I got home and approached Mother gave her a kiss. Mother kept asking all night “Where have you been?” My mind was saying “answer her!” but I didn’t. For that day, in the moor, what I had seen was my secret and that meant it was not shared with anyone, for if I shared I would be in trouble…
By Iris, Great Yarmouth High School
Beep beep beep beep
The heart monitor echoes through the room. The sound bounces off the walls, slowly fading into silence. Mum’s limp hand lays on the white mattress. Her eyes are shut and her face is deathly pale. She’s dying. Suddenly silence fills the air, I turn to see my dead mother. Tears run down my face, I fill with anger and rage. They told me she had a month I kept repeating to myself, you call this a month? I knew this was the end, of her life and mine. ‘You said a month! You shout at the doctor. Pushing past him I run down the corridor, a feeling of defeat enters my mind. Dad hasn’t written nor has he called. Everyone had given me their condolences but it wasn’t going to bring her back.

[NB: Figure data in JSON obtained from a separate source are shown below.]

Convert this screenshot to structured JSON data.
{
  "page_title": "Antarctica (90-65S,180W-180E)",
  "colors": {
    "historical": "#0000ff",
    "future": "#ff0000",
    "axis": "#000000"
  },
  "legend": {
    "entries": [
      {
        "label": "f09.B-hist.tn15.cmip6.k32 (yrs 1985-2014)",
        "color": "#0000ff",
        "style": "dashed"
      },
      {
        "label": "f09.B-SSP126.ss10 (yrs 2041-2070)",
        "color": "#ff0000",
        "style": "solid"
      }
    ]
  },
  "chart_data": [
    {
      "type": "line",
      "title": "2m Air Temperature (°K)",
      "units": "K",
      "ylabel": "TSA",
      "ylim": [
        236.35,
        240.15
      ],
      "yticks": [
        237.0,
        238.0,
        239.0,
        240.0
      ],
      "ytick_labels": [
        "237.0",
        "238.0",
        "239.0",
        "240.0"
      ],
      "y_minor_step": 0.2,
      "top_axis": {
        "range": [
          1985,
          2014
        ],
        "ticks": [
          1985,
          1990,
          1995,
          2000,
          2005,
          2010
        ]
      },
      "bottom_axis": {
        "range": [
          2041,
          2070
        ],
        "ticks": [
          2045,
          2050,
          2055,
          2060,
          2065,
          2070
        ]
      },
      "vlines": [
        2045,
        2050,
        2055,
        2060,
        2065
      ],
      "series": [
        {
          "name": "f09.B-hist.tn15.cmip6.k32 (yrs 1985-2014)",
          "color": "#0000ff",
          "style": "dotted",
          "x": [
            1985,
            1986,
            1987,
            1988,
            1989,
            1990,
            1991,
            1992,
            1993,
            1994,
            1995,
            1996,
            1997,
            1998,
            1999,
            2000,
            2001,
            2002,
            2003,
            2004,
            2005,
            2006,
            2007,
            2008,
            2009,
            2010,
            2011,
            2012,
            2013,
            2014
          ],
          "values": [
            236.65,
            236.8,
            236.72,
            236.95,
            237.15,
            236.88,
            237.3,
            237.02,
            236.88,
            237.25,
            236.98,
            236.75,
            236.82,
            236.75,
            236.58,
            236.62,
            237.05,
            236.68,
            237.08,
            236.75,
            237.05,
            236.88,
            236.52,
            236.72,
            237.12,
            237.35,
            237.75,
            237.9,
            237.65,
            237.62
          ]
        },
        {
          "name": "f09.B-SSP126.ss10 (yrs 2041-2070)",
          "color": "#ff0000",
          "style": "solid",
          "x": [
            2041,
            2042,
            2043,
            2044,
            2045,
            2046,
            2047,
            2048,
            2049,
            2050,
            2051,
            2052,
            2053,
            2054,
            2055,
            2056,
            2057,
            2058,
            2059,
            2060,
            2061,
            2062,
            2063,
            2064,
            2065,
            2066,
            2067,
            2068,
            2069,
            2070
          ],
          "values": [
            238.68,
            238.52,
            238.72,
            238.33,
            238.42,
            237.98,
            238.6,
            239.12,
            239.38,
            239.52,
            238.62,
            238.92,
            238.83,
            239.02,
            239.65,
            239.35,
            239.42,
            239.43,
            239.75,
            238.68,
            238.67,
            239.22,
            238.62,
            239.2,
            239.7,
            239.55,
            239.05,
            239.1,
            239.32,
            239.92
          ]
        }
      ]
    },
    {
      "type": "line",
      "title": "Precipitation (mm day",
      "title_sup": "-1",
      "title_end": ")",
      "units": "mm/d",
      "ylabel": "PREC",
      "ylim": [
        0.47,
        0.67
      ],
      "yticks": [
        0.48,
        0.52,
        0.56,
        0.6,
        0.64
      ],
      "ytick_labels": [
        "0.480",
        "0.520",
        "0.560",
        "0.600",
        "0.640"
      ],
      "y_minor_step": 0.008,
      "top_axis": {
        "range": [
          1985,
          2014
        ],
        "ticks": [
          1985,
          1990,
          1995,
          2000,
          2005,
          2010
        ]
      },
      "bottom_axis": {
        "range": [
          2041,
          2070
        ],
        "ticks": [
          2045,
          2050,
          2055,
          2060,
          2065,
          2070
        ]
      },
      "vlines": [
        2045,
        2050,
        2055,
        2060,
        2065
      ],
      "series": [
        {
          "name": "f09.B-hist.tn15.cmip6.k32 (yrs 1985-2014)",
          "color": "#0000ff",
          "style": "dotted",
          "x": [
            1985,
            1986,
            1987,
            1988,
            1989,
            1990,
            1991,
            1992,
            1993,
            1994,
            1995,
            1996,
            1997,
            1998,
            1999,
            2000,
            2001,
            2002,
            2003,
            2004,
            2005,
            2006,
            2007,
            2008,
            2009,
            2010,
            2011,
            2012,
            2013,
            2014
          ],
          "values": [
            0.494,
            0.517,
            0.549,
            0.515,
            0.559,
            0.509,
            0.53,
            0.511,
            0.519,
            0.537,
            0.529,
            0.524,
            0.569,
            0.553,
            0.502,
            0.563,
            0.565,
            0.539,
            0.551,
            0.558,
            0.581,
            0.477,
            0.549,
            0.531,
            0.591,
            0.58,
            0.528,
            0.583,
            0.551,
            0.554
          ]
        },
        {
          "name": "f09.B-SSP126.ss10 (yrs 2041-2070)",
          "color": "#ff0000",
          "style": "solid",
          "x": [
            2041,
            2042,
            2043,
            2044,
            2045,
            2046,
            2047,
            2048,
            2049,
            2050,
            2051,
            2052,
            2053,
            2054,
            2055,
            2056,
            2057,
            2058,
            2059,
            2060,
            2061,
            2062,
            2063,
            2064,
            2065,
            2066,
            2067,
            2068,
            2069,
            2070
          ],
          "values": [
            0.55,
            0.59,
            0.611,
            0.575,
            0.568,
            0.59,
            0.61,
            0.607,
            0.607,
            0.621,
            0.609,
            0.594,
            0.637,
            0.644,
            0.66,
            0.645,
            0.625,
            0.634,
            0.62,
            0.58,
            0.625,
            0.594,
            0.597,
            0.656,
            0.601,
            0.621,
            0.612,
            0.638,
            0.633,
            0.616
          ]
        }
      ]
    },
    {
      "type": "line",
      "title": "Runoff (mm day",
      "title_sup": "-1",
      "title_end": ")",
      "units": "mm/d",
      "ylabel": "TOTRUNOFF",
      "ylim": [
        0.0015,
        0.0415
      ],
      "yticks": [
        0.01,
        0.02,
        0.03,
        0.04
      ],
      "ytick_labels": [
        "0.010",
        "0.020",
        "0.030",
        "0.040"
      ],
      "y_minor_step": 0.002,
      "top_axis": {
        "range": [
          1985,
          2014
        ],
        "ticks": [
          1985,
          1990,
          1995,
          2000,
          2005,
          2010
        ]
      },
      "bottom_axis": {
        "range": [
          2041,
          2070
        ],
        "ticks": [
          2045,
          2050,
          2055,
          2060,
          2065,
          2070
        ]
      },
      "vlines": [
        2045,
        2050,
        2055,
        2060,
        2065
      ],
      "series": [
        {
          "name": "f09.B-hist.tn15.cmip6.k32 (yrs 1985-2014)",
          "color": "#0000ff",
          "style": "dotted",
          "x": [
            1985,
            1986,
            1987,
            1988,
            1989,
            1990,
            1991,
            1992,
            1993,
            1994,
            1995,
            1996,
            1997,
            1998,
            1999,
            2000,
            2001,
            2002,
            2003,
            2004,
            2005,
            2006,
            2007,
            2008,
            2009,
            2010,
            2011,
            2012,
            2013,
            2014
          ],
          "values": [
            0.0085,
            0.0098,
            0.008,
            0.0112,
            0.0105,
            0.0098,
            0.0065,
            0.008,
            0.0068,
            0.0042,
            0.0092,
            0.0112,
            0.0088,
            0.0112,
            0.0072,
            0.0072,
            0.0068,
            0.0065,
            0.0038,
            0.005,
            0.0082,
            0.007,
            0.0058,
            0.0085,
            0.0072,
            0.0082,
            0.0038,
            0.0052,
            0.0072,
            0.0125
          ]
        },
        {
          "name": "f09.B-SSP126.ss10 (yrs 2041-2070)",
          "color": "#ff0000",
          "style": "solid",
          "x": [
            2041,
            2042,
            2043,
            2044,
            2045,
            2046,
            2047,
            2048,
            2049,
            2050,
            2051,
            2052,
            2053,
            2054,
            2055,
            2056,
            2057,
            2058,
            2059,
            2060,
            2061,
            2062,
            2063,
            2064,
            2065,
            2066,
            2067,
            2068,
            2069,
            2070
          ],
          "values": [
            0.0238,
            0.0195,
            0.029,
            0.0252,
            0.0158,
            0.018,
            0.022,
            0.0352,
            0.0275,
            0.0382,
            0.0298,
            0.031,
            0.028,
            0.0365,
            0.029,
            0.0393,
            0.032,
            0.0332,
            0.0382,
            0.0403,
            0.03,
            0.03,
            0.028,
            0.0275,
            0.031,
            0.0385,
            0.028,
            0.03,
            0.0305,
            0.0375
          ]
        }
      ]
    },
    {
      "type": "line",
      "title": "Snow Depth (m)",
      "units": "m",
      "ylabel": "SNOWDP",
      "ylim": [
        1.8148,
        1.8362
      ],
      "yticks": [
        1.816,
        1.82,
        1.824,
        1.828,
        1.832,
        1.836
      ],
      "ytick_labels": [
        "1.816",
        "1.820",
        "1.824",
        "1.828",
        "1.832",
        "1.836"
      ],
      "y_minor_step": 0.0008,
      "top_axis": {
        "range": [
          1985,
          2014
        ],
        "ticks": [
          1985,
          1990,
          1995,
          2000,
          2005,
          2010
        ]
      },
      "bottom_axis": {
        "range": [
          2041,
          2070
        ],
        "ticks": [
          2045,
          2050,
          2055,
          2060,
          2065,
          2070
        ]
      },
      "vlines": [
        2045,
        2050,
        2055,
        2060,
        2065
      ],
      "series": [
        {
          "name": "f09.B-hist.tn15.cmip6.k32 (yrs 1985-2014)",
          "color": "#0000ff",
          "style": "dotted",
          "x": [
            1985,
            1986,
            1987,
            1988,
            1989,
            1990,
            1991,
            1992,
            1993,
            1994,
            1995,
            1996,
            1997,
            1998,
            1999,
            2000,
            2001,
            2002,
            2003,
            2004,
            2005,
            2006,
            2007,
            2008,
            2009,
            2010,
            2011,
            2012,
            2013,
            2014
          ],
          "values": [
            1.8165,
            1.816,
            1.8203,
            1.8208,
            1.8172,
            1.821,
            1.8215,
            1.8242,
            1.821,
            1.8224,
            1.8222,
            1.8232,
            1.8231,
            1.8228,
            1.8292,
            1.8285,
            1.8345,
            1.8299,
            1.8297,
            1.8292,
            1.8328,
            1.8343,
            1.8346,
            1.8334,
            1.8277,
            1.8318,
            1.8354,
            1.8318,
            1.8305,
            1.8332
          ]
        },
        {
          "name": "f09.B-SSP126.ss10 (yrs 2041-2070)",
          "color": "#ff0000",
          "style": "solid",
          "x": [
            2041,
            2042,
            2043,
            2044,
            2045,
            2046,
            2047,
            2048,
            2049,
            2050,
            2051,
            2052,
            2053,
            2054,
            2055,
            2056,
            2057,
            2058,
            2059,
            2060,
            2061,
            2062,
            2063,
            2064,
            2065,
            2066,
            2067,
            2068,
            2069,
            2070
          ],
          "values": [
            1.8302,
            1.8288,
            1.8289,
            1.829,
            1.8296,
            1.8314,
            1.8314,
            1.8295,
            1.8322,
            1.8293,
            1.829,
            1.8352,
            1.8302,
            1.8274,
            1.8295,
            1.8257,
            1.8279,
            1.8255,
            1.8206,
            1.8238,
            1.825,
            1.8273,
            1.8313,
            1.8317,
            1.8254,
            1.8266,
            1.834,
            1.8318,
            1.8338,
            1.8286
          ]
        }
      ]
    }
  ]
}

Family. Dad’s gone, mum’s dead but, my uncle. He’s there. The thought seemed ridiculous but it didn’t matter at all. He is the only one I have left.
I burst out the doors of the hospital into the cold air, rain falling through the air it covered up my tears. Feeling desperate and broken I headed for the moor. Running as fast as I can. My legs burned and a nervousness crept up. My hands started sweating my foot came in contact with the sharp grass. The same feeling came up. I felt a jump in my heart and a prickling sensation on the back of my neck. My body became invisible again. I took a deep breath while shutting my eyes. I snapped them back open as a deafening roar rung at my ears. I jumped back and stared at the same creature before me. Its eyes were pitch black glistening with fear. The creature's claws were sharpened and fangs a pristine white. Blood dripped down his teeth. His body trembled as if scared of me, or scared of the truth. I cowered back in fear terrified of what he was capable of. I prepared to run back afraid of the deadly creature. But it was my uncle. I thought. Underneath the deformed creature. Gaining some confidence. I puffed out my chest and looked dead on into its eyes. It swirled with a certain emotion. It made no move to attack. Looking deeper, I saw myself. Sprinting, sprinting away from something. It was replaying yesterday, like when I tripped, fell and started bleeding. But then, I saw a younger version of me at some of my happiest moments, like myself at the park on the swingset, or me eating my first ever strawberry flavoured ice cream. I hated that flavour but my dad had loved it. Realization hit me like a brick. My uncle was killed by this creature, when sucked into this demon world. I whispered out hesitantly.